[PATCH v4 09/19] ARM: LPAE: Page table maintenance for the 3-level format
From: Catalin Marinas
Date: Mon Jan 24 2011 - 12:56:31 EST
This patch modifies the pgd/pmd/pte manipulation functions to support
the 3-level page table format. Since there is no need for an 'ext'
argument to cpu_set_pte_ext(), this patch conditionally defines a
different prototype for this function when CONFIG_ARM_LPAE.

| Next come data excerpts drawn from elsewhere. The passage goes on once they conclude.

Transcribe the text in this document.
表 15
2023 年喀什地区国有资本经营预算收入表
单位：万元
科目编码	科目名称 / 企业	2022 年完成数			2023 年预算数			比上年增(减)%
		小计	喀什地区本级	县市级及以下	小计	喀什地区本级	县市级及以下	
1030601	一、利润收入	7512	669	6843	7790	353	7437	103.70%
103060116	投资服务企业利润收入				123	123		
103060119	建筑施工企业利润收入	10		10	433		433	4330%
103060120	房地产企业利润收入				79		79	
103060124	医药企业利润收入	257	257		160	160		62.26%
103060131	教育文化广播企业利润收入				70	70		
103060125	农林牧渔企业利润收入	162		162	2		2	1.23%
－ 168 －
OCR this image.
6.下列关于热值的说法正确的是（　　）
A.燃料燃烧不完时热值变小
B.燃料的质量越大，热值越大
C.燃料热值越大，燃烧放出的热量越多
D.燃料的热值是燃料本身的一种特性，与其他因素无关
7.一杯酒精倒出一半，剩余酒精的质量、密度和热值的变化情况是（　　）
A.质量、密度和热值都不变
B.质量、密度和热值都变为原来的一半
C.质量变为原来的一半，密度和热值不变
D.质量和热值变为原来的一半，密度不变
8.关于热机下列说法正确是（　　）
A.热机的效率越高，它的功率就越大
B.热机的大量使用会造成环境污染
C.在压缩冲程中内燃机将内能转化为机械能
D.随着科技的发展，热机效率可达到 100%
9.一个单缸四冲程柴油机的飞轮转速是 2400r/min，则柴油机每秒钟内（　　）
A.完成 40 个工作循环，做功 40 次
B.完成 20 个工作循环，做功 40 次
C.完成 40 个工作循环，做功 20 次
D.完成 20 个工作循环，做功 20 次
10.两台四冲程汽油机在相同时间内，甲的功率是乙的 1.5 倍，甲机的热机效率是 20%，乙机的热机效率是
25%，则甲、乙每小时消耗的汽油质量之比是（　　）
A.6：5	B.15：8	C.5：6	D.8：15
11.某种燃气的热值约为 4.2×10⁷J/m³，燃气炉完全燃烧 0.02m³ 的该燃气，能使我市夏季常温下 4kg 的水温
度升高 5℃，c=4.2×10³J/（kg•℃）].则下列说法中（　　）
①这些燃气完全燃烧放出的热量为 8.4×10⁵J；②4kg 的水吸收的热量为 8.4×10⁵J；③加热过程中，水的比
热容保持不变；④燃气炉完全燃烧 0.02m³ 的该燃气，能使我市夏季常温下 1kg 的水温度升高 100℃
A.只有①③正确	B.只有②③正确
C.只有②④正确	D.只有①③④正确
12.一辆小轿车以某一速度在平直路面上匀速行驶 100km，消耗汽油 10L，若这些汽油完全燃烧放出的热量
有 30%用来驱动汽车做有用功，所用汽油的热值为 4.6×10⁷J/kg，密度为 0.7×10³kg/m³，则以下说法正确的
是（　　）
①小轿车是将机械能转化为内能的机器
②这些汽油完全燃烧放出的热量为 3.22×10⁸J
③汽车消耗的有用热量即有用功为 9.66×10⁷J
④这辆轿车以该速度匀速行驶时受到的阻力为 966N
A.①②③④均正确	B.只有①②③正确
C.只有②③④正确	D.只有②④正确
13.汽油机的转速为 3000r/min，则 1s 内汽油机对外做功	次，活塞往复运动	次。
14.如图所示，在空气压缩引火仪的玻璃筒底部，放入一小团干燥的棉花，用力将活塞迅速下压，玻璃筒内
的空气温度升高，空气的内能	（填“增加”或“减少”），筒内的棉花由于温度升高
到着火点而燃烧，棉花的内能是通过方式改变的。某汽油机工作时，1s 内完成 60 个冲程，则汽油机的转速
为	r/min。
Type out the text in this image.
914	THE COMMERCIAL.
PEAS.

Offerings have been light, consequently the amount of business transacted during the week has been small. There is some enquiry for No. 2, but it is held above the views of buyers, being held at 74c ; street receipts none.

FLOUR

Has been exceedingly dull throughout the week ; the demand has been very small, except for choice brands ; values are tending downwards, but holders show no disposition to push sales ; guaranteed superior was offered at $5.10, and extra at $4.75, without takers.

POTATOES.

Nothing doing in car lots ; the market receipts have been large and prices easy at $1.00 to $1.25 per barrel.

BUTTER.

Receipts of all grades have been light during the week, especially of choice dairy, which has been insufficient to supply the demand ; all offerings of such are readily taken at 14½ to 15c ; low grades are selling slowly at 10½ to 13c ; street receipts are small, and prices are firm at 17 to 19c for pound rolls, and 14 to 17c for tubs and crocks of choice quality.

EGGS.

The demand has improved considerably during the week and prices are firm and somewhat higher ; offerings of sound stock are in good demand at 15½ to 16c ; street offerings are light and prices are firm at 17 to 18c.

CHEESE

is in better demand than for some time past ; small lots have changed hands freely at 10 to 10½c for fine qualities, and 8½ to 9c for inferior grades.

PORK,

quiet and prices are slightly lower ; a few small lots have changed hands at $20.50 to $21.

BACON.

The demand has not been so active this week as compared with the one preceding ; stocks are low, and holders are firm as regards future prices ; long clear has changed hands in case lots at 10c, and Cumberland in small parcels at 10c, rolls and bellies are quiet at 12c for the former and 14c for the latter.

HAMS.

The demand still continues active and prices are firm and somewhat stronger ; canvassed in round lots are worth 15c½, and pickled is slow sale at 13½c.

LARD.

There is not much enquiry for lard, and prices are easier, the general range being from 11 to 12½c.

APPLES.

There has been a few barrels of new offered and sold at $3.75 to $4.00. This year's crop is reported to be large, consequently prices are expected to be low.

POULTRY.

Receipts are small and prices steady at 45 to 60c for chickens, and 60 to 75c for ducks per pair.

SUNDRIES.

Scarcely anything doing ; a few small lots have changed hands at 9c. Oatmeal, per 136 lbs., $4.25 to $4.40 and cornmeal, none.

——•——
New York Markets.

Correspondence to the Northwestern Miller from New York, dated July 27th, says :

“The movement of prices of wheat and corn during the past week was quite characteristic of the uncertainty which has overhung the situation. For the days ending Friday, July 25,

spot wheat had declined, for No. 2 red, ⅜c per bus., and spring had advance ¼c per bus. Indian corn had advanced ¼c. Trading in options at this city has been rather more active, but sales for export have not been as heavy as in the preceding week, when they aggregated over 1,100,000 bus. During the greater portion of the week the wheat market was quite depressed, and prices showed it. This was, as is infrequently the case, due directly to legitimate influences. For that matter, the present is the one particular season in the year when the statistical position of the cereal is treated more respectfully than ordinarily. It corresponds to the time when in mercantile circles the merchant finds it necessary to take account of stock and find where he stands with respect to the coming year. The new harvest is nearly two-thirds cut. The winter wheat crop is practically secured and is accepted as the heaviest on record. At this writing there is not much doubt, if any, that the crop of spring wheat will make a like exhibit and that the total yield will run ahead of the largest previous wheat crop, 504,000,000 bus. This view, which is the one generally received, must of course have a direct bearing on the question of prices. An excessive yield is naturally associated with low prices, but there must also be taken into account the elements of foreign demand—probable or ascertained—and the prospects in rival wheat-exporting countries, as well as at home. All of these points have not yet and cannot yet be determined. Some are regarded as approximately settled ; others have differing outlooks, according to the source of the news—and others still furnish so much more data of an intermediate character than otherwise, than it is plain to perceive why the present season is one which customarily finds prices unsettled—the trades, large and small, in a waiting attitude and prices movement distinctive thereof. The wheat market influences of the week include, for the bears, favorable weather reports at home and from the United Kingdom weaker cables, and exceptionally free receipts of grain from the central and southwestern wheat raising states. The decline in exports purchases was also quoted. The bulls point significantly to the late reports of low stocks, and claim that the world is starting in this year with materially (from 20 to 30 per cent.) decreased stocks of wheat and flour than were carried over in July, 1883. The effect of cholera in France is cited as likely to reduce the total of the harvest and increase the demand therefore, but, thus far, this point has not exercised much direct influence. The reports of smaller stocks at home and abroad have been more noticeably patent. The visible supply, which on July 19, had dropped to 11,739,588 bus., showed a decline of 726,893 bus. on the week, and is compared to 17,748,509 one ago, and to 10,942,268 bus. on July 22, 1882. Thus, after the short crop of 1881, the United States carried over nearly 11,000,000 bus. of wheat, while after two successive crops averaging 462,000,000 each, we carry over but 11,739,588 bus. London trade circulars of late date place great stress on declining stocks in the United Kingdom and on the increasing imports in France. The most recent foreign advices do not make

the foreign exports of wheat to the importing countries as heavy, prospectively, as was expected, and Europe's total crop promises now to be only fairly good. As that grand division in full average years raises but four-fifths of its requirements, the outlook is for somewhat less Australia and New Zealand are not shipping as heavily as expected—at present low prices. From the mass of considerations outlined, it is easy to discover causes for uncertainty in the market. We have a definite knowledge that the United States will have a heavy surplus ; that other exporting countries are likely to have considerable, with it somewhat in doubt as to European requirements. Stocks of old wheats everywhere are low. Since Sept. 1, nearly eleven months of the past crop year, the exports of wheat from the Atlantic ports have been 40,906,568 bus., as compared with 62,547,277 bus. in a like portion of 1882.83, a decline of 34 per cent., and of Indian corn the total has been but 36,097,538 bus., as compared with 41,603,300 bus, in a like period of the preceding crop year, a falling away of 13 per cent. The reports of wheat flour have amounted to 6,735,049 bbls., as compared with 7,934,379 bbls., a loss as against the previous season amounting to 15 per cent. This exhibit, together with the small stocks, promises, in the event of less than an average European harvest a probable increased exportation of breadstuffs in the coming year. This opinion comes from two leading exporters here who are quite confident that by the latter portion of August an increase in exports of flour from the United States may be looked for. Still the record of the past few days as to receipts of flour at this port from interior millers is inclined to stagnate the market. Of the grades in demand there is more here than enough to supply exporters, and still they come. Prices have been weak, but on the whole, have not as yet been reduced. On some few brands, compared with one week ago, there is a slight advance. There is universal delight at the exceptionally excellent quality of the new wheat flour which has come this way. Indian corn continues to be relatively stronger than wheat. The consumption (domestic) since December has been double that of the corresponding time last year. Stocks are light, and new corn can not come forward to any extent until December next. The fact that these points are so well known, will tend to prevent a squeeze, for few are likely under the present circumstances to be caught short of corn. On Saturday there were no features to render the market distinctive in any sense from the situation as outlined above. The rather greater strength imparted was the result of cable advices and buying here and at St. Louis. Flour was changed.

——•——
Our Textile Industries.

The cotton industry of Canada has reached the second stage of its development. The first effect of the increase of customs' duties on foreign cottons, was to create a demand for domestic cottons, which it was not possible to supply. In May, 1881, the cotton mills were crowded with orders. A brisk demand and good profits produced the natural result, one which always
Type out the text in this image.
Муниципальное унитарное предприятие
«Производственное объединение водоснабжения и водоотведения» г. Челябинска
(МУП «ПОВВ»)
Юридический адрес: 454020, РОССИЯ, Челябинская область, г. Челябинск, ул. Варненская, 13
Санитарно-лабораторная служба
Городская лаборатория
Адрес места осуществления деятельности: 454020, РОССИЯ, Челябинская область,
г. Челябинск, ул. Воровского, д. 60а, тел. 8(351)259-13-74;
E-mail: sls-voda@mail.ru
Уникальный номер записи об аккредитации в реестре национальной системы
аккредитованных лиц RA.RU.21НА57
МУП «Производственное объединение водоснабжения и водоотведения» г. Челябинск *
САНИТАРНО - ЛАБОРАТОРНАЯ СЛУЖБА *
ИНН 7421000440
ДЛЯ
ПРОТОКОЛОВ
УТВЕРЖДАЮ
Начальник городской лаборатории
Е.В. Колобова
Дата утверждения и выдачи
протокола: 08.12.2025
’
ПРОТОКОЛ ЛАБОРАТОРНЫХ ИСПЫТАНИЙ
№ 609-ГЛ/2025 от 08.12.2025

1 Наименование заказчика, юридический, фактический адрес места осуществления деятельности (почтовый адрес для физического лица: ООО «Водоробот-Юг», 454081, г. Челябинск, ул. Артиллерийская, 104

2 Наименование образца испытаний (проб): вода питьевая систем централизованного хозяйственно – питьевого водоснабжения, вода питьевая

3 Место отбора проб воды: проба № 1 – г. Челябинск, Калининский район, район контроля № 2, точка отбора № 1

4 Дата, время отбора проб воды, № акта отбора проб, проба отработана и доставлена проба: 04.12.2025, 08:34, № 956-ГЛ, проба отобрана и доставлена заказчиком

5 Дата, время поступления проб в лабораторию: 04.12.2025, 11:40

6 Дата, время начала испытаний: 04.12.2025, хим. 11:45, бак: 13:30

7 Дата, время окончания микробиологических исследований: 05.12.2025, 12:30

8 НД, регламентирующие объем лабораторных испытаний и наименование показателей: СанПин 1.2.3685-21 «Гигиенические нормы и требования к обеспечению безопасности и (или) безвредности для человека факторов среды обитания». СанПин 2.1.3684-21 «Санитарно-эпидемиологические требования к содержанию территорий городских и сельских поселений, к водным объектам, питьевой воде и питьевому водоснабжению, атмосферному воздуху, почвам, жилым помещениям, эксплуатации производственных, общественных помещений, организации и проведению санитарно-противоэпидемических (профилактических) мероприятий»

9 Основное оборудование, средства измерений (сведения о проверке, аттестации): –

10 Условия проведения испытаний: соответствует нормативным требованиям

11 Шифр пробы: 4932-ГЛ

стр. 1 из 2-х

The patch also introduces the L_PGD_SWAPPER flag to mark pgd entries
pointing to pmd tables pre-allocated in the swapper_pg_dir and avoid
trying to free them at run-time. This flag is 0 with the classic page
table format.
Signed-off-by: Catalin Marinas <catalin.marinas@xxxxxxx>
---
arch/arm/include/asm/cpu-multi32.h | 8 ++++
arch/arm/include/asm/cpu-single.h | 4 ++
arch/arm/include/asm/pgalloc.h | 24 ++++++++++++
arch/arm/include/asm/pgtable-2level.h | 5 +++
arch/arm/include/asm/pgtable-3level.h | 5 +++
arch/arm/include/asm/pgtable.h | 60 ++++++++++++++++++++++++++++++-
arch/arm/include/asm/proc-fns.h | 13 +++++++
arch/arm/mm/ioremap.c | 8 +++--
arch/arm/mm/pgd.c | 64 +++++++++++++++++++++++++--------
arch/arm/mm/proc-v7.S | 8 ++++
10 files changed, 180 insertions(+), 19 deletions(-)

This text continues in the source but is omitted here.